敗北
今回も短いです…。ちょっとスランプ気味?
「ちぇー…」
慎が悔しそうにため息をついている。気持ちは分かるんだが…。
「僕何もやってないよ。活躍したかったなー…」
「そんな事言ったら、あたしはほぼ参加すらできなかったよ?」
「真子さんは一人、亮太はほぼ全員倒したし…」
俺は結局、リーダー以外の全員を殲滅した(慎曰く「鬼神のようだったらしい)後、向こうのリーダーに一撃でやられた。あれは完璧な気配の消し方だった。
「でも、私も不意討ちで倒しただけですし…」
真子も心なしかテンションが低い。俺も負けたし、落ち込んでいるんだけど。
「でも、本当、亮太の最後はすごかったよね。2分くらいで殲滅してさ!」
「そんなことないさ。まぐれだ」
「またまた~」
とはいえ、多分俺が使う分には『拳』が一番強いだろうことは分かっていた。
剣道はやったものの、いかんせん剣の競技は多くない。しかし俺は中学時代に友人から「無茶苦茶だ」と言われるくらい武術に励んだ。場合によって使い分けられる強みがあるのだ。
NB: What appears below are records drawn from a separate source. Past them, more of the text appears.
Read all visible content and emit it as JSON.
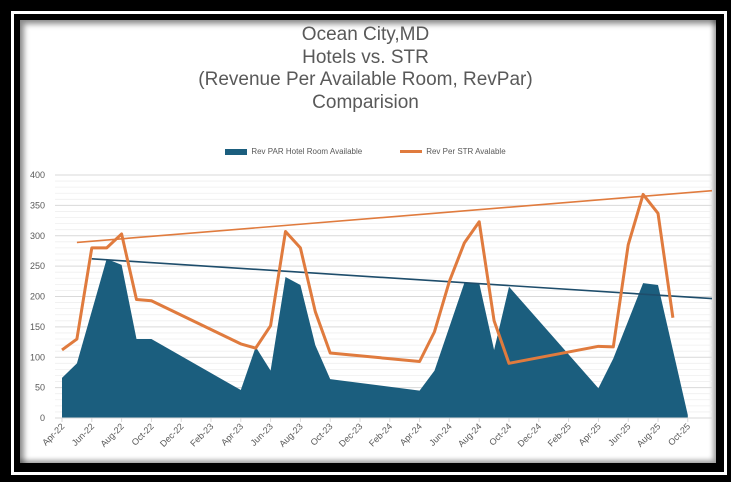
{
  "chart_data": {
    "type": "area+line",
    "title_lines": [
      "Ocean City,MD",
      "Hotels vs. STR",
      "(Revenue Per Available Room, RevPar)",
      "Comparision"
    ],
    "title": "Ocean City,MD Hotels vs. STR (Revenue Per Available Room, RevPar) Comparision",
    "xlabel": "",
    "ylabel": "",
    "ylim": [
      0,
      400
    ],
    "yticks": [
      0,
      50,
      100,
      150,
      200,
      250,
      300,
      350,
      400
    ],
    "grid": true,
    "legend_position": "top",
    "x_tick_labels": [
      "Apr-22",
      "Jun-22",
      "Aug-22",
      "Oct-22",
      "Dec-22",
      "Feb-23",
      "Apr-23",
      "Jun-23",
      "Aug-23",
      "Oct-23",
      "Dec-23",
      "Feb-24",
      "Apr-24",
      "Jun-24",
      "Aug-24",
      "Oct-24",
      "Dec-24",
      "Feb-25",
      "Apr-25",
      "Jun-25",
      "Aug-25",
      "Oct-25"
    ],
    "series": [
      {
        "name": "Rev PAR Hotel Room Available",
        "type": "area",
        "color": "#1b5e7e",
        "points": [
          [
            "Apr-22",
            66
          ],
          [
            "May-22",
            90
          ],
          [
            "Jul-22",
            262
          ],
          [
            "Aug-22",
            252
          ],
          [
            "Sep-22",
            130
          ],
          [
            "Oct-22",
            130
          ],
          [
            "Apr-23",
            46
          ],
          [
            "May-23",
            117
          ],
          [
            "Jun-23",
            78
          ],
          [
            "Jul-23",
            232
          ],
          [
            "Aug-23",
            219
          ],
          [
            "Sep-23",
            120
          ],
          [
            "Oct-23",
            64
          ],
          [
            "Apr-24",
            45
          ],
          [
            "May-24",
            78
          ],
          [
            "Jul-24",
            222
          ],
          [
            "Aug-24",
            222
          ],
          [
            "Sep-24",
            112
          ],
          [
            "Oct-24",
            216
          ],
          [
            "Apr-25",
            49
          ],
          [
            "May-25",
            98
          ],
          [
            "Jul-25",
            222
          ],
          [
            "Aug-25",
            219
          ],
          [
            "Oct-25",
            5
          ]
        ],
        "trendline": {
          "type": "linear",
          "color": "#1e4d6b",
          "start": [
            "Jun-22",
            262
          ],
          "end": [
            "Dec-25",
            196
          ]
        }
      },
      {
        "name": "Rev Per STR Avalable",
        "type": "line",
        "color": "#e07b3e",
        "points": [
          [
            "Apr-22",
            112
          ],
          [
            "May-22",
            130
          ],
          [
            "Jun-22",
            280
          ],
          [
            "Jul-22",
            280
          ],
          [
            "Aug-22",
            303
          ],
          [
            "Sep-22",
            195
          ],
          [
            "Oct-22",
            193
          ],
          [
            "Apr-23",
            122
          ],
          [
            "May-23",
            115
          ],
          [
            "Jun-23",
            152
          ],
          [
            "Jul-23",
            307
          ],
          [
            "Aug-23",
            280
          ],
          [
            "Sep-23",
            175
          ],
          [
            "Oct-23",
            107
          ],
          [
            "Apr-24",
            93
          ],
          [
            "May-24",
            142
          ],
          [
            "Jun-24",
            225
          ],
          [
            "Jul-24",
            288
          ],
          [
            "Aug-24",
            323
          ],
          [
            "Sep-24",
            160
          ],
          [
            "Oct-24",
            90
          ],
          [
            "Apr-25",
            118
          ],
          [
            "May-25",
            117
          ],
          [
            "Jun-25",
            285
          ],
          [
            "Jul-25",
            368
          ],
          [
            "Aug-25",
            337
          ],
          [
            "Sep-25",
            165
          ]
        ],
        "trendline": {
          "type": "linear",
          "color": "#e07b3e",
          "start": [
            "May-22",
            289
          ],
          "end": [
            "Dec-25",
            375
          ]
        }
      }
    ]
  },
  "legend": {
    "items": [
      {
        "label": "Rev PAR Hotel Room Available",
        "color": "#1b5e7e"
      },
      {
        "label": "Rev Per STR Avalable",
        "color": "#e07b3e"
      }
    ]
  }
}
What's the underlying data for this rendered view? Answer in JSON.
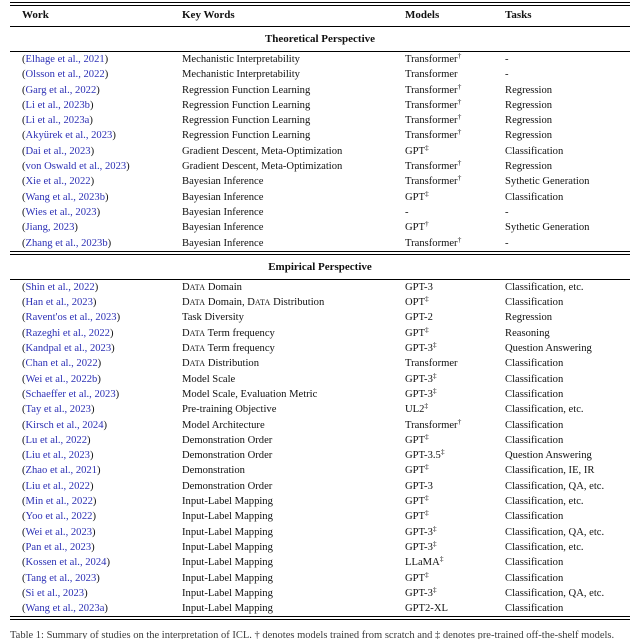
{
  "table": {
    "columns": [
      "Work",
      "Key Words",
      "Models",
      "Tasks"
    ],
    "sections": [
      {
        "title": "Theoretical Perspective",
        "rows": [
          {
            "work": "Elhage et al., 2021",
            "keywords": "Mechanistic Interpretability",
            "model": "Transformer",
            "mark": "†",
            "tasks": "-"
          },
          {
            "work": "Olsson et al., 2022",
            "keywords": "Mechanistic Interpretability",
            "model": "Transformer",
            "mark": "",
            "tasks": "-"
          },
          {
            "work": "Garg et al., 2022",
            "keywords": "Regression Function Learning",
            "model": "Transformer",
            "mark": "†",
            "tasks": "Regression"
          },
          {
            "work": "Li et al., 2023b",
            "keywords": "Regression Function Learning",
            "model": "Transformer",
            "mark": "†",
            "tasks": "Regression"
          },
          {
            "work": "Li et al., 2023a",
            "keywords": "Regression Function Learning",
            "model": "Transformer",
            "mark": "†",
            "tasks": "Regression"
          },
          {
            "work": "Akyürek et al., 2023",
            "keywords": "Regression Function Learning",
            "model": "Transformer",
            "mark": "†",
            "tasks": "Regression"
          },
          {
            "work": "Dai et al., 2023",
            "keywords": "Gradient Descent, Meta-Optimization",
            "model": "GPT",
            "mark": "‡",
            "tasks": "Classification"
          },
          {
            "work": "von Oswald et al., 2023",
            "keywords": "Gradient Descent, Meta-Optimization",
            "model": "Transformer",
            "mark": "†",
            "tasks": "Regression"
          },
          {
            "work": "Xie et al., 2022",
            "keywords": "Bayesian Inference",
            "model": "Transformer",
            "mark": "†",
            "tasks": "Sythetic Generation"
          },
          {
            "work": "Wang et al., 2023b",
            "keywords": "Bayesian Inference",
            "model": "GPT",
            "mark": "‡",
            "tasks": "Classification"
          },
          {
            "work": "Wies et al., 2023",
            "keywords": "Bayesian Inference",
            "model": "-",
            "mark": "",
            "tasks": "-"
          },
          {
            "work": "Jiang, 2023",
            "keywords": "Bayesian Inference",
            "model": "GPT",
            "mark": "†",
            "tasks": "Sythetic Generation"
          },
          {
            "work": "Zhang et al., 2023b",
            "keywords": "Bayesian Inference",
            "model": "Transformer",
            "mark": "†",
            "tasks": "-"
          }
        ]
      },
      {
        "title": "Empirical Perspective",
        "rows": [
          {
            "work": "Shin et al., 2022",
            "keywords": "Data Domain",
            "model": "GPT-3",
            "mark": "",
            "tasks": "Classification, etc."
          },
          {
            "work": "Han et al., 2023",
            "keywords": "Data Domain, Data Distribution",
            "model": "OPT",
            "mark": "‡",
            "tasks": "Classification"
          },
          {
            "work": "Ravent'os et al., 2023",
            "keywords": "Task Diversity",
            "model": "GPT-2",
            "mark": "",
            "tasks": "Regression"
          },
          {
            "work": "Razeghi et al., 2022",
            "keywords": "Data Term frequency",
            "model": "GPT",
            "mark": "‡",
            "tasks": "Reasoning"
          },
          {
            "work": "Kandpal et al., 2023",
            "keywords": "Data Term frequency",
            "model": "GPT-3",
            "mark": "‡",
            "tasks": "Question Answering"
          },
          {
            "work": "Chan et al., 2022",
            "keywords": "Data Distribution",
            "model": "Transformer",
            "mark": "",
            "tasks": "Classification"
          },
          {
            "work": "Wei et al., 2022b",
            "keywords": "Model Scale",
            "model": "GPT-3",
            "mark": "‡",
            "tasks": "Classification"
          },
          {
            "work": "Schaeffer et al., 2023",
            "keywords": "Model Scale, Evaluation Metric",
            "model": "GPT-3",
            "mark": "‡",
            "tasks": "Classification"
          },
          {
            "work": "Tay et al., 2023",
            "keywords": "Pre-training Objective",
            "model": "UL2",
            "mark": "‡",
            "tasks": "Classification, etc."
          },
          {
            "work": "Kirsch et al., 2024",
            "keywords": "Model Architecture",
            "model": "Transformer",
            "mark": "†",
            "tasks": "Classification"
          },
          {
            "work": "Lu et al., 2022",
            "keywords": "Demonstration Order",
            "model": "GPT",
            "mark": "‡",
            "tasks": "Classification"
          },
          {
            "work": "Liu et al., 2023",
            "keywords": "Demonstration Order",
            "model": "GPT-3.5",
            "mark": "‡",
            "tasks": "Question Answering"
          },
          {
            "work": "Zhao et al., 2021",
            "keywords": "Demonstration",
            "model": "GPT",
            "mark": "‡",
            "tasks": "Classification, IE, IR"
          },
          {
            "work": "Liu et al., 2022",
            "keywords": "Demonstration Order",
            "model": "GPT-3",
            "mark": "",
            "tasks": "Classification, QA, etc."
          },
          {
            "work": "Min et al., 2022",
            "keywords": "Input-Label Mapping",
            "model": "GPT",
            "mark": "‡",
            "tasks": "Classification, etc."
          },
          {
            "work": "Yoo et al., 2022",
            "keywords": "Input-Label Mapping",
            "model": "GPT",
            "mark": "‡",
            "tasks": "Classification"
          },
          {
            "work": "Wei et al., 2023",
            "keywords": "Input-Label Mapping",
            "model": "GPT-3",
            "mark": "‡",
            "tasks": "Classification, QA, etc."
          },
          {
            "work": "Pan et al., 2023",
            "keywords": "Input-Label Mapping",
            "model": "GPT-3",
            "mark": "‡",
            "tasks": "Classification, etc."
          },
          {
            "work": "Kossen et al., 2024",
            "keywords": "Input-Label Mapping",
            "model": "LLaMA",
            "mark": "‡",
            "tasks": "Classification"
          },
          {
            "work": "Tang et al., 2023",
            "keywords": "Input-Label Mapping",
            "model": "GPT",
            "mark": "‡",
            "tasks": "Classification"
          },
          {
            "work": "Si et al., 2023",
            "keywords": "Input-Label Mapping",
            "model": "GPT-3",
            "mark": "‡",
            "tasks": "Classification, QA, etc."
          },
          {
            "work": "Wang et al., 2023a",
            "keywords": "Input-Label Mapping",
            "model": "GPT2-XL",
            "mark": "",
            "tasks": "Classification"
          }
        ]
      }
    ]
  },
  "caption": "Table 1: Summary of studies on the interpretation of ICL. † denotes models trained from scratch and ‡ denotes pre-trained off-the-shelf models."
}
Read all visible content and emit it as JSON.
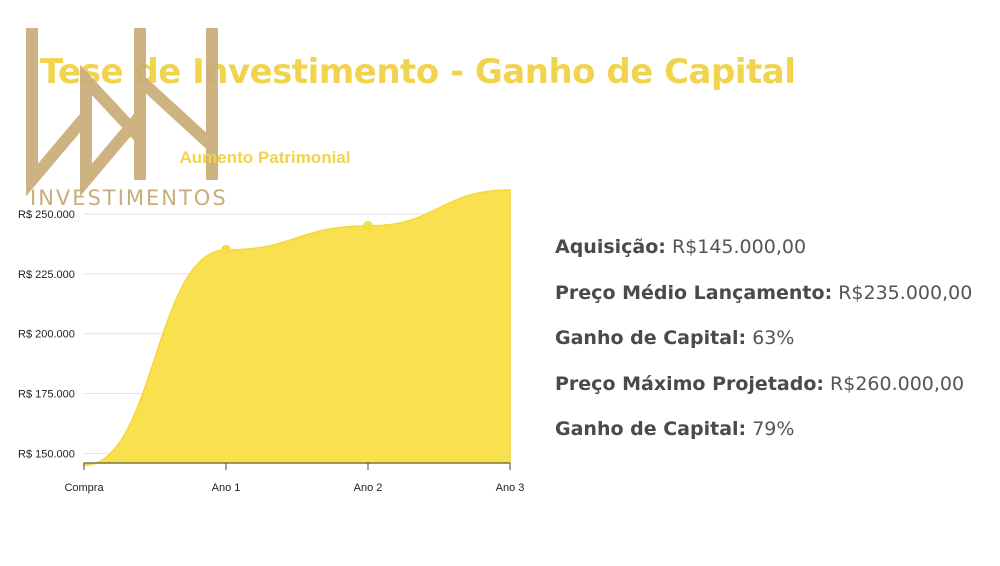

「でも、亮太が武術やってたのって、中学時代だけだよね?何か理由とかあったりするの?」
慎が場合によっては失礼にもなりうることを聞いてきた。理由か…。
「今、真子を守るためだな」
俺は、少々照れながらも答えた。
「中一のとき、家族皆居たときに泥棒が入ってきてさ。ナイフ持ってたんだけど、速攻で親父が叩きのめしたんだ。それで、なんでそんな強くなったのかって聞いたら、親父が大事な人を守るためだ、って言ったからやってみた」
飛び付いてくる真子を受け止める。真子も多少思うところがあったようだ。
「ま、今は『守る』の定義も俺の中で変わってきてるけどな」
そこまで言うと、真子が俺の腕の中でしゃくり上げた。
「…私、このメンバーでいけば、負けることはそう無いと思ってました」
唐突にそう言い出す。
「このメンバーで負けたことが無いから、そう思っていたんだと思います。でも、実際はそうじゃありませんでした。私、凄く悔しかったです…!」
嗚咽が漏れないよう強く抱き締めてあげたものの、声が少しずつ漏れていた。
「大丈夫さ」
俺は確信を込めて言った。
「負けることは悲しいことじゃない。だから悔しがる筋合いはないんだよ」
俺は、精神面でも真子を守ってみせる。
その覚悟が、今やっとできたのかもしれない。